The water level in the chambers (with the exception of the final top-up section) can be adjusted thanks to the nifty baffles included with the sump. These are sheets of blue acrylic which can be fixed in place at varying heights using the included nylon bolts. The adjustable baffles aren’t watertight (and they’re not intended to be), but they work excellently when the sump is in use to fine-tune the levels in the first three chambers. This gives a good degree of flexibility; it comes in handy, for example, when using skimmers that are sensitive to water level, allowing for a consistent water height to be achieved in the appropriate chamber rather than bodging a stand for the skimmer. It also just generally makes the sump very versatile, allowing users to adjust water levels according to future modifications and system tweaks.
Using the baffles allows the water height to be varied from around 195mm to around 250mm in the first chamber and 130mm to around 250mm in the second chamber — there is no theoretical minimum water level in chamber three, but you’ll obviously need sufficient depth to run the return pump. Depending on the equipment used and the system’s requirements, some degree of experimentation and a ‘suck it and see’ approach will be necessary to arrive at the best arrangement of the baffles, but having the option of altering the sump’s levels is a big plus point.
The instructions are clear and well laid out; aquarists with even a little experience will have a good idea of what they’d like to achieve, and have no problem figuring out how to set the sump up. I would have liked to see a little more detail in the instructions for novice aquarists; perhaps some visuals outlining possible equipment placement options or how to best incorporate a refugium would help here (but I’m being picky there if I’m honest).

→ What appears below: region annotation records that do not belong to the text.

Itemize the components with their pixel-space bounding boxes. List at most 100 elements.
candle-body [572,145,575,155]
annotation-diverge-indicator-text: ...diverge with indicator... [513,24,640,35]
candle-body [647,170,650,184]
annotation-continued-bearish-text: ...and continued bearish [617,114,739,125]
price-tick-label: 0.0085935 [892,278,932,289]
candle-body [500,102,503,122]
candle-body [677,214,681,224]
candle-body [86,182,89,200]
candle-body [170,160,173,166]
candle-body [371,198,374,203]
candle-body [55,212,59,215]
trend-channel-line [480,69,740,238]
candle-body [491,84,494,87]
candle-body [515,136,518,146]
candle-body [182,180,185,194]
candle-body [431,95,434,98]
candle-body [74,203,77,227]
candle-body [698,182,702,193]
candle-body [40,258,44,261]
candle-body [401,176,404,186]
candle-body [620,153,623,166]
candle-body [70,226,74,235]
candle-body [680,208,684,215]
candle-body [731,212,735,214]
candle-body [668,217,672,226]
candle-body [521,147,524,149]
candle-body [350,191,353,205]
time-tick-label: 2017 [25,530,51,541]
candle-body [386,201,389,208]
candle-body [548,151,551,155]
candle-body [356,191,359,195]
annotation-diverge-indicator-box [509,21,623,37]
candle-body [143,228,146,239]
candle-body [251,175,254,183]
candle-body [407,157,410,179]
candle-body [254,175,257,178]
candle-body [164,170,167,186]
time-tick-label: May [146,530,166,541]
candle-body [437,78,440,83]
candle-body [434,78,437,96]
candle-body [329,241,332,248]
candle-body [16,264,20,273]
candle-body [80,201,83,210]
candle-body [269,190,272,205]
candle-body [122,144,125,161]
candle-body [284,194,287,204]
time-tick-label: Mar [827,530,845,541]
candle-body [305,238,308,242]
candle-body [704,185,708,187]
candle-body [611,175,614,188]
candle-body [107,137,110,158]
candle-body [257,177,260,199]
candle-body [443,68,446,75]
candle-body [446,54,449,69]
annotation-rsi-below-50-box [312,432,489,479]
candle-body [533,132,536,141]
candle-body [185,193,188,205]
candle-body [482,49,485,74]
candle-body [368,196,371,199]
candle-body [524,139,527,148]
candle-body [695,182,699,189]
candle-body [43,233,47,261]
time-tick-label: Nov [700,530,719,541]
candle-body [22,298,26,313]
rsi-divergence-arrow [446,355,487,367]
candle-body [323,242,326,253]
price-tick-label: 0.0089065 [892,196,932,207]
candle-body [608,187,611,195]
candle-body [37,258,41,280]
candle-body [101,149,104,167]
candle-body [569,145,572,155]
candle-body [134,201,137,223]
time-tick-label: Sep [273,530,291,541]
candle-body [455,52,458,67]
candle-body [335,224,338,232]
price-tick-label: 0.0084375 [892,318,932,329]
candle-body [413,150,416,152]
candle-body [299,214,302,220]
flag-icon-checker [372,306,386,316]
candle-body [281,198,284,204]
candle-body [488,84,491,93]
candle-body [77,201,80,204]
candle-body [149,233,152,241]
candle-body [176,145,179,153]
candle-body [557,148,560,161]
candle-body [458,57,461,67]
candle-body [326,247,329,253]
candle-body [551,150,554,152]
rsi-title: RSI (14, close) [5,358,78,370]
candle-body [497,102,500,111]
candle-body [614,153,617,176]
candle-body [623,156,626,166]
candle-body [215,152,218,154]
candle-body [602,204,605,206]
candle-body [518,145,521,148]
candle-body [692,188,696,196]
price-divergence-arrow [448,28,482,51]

Also available is the smaller ‘medium’ version. This is more compact and designed for smaller tanks and cabinets (it’s recommended for aquariums up to 150 l), being only 500 x 380 x 400mm (L x W x H). The design of this version is really clever — it still utilises four chambers as in the large model (it also features the same moveable baffle concept), but instead of a ‘linear’ layout, the chambers are arranged in a ‘2 x 2’ format (think of a slice of Battenberg cake and you get the idea). So while the sump is just as feature-packed and versatile as its bigger relative, the reduced length means it’s going to be better suited to smaller cabinets. I can see some mileage in even larger versions of my test model for bigger aquariums.
EA’s Jeremy Gay confirms that an ‘XL’ version is in the pipeline, with an ‘XXL’ form also being a possibility for really whopping systems — so watch this space…
This is a very well thought-out sump design, offering bags of features and being extremely flexible. The build quality is superb, and if you’re after a well-made and versatile off-the-peg sump for a build from scratch, or looking to upgrade an existing sump — well, I think you might have just found it.
Ease of use: 4.5/5
Value for money: 4.5/5
Price: RRPs £149 (Large); £99 (Medium).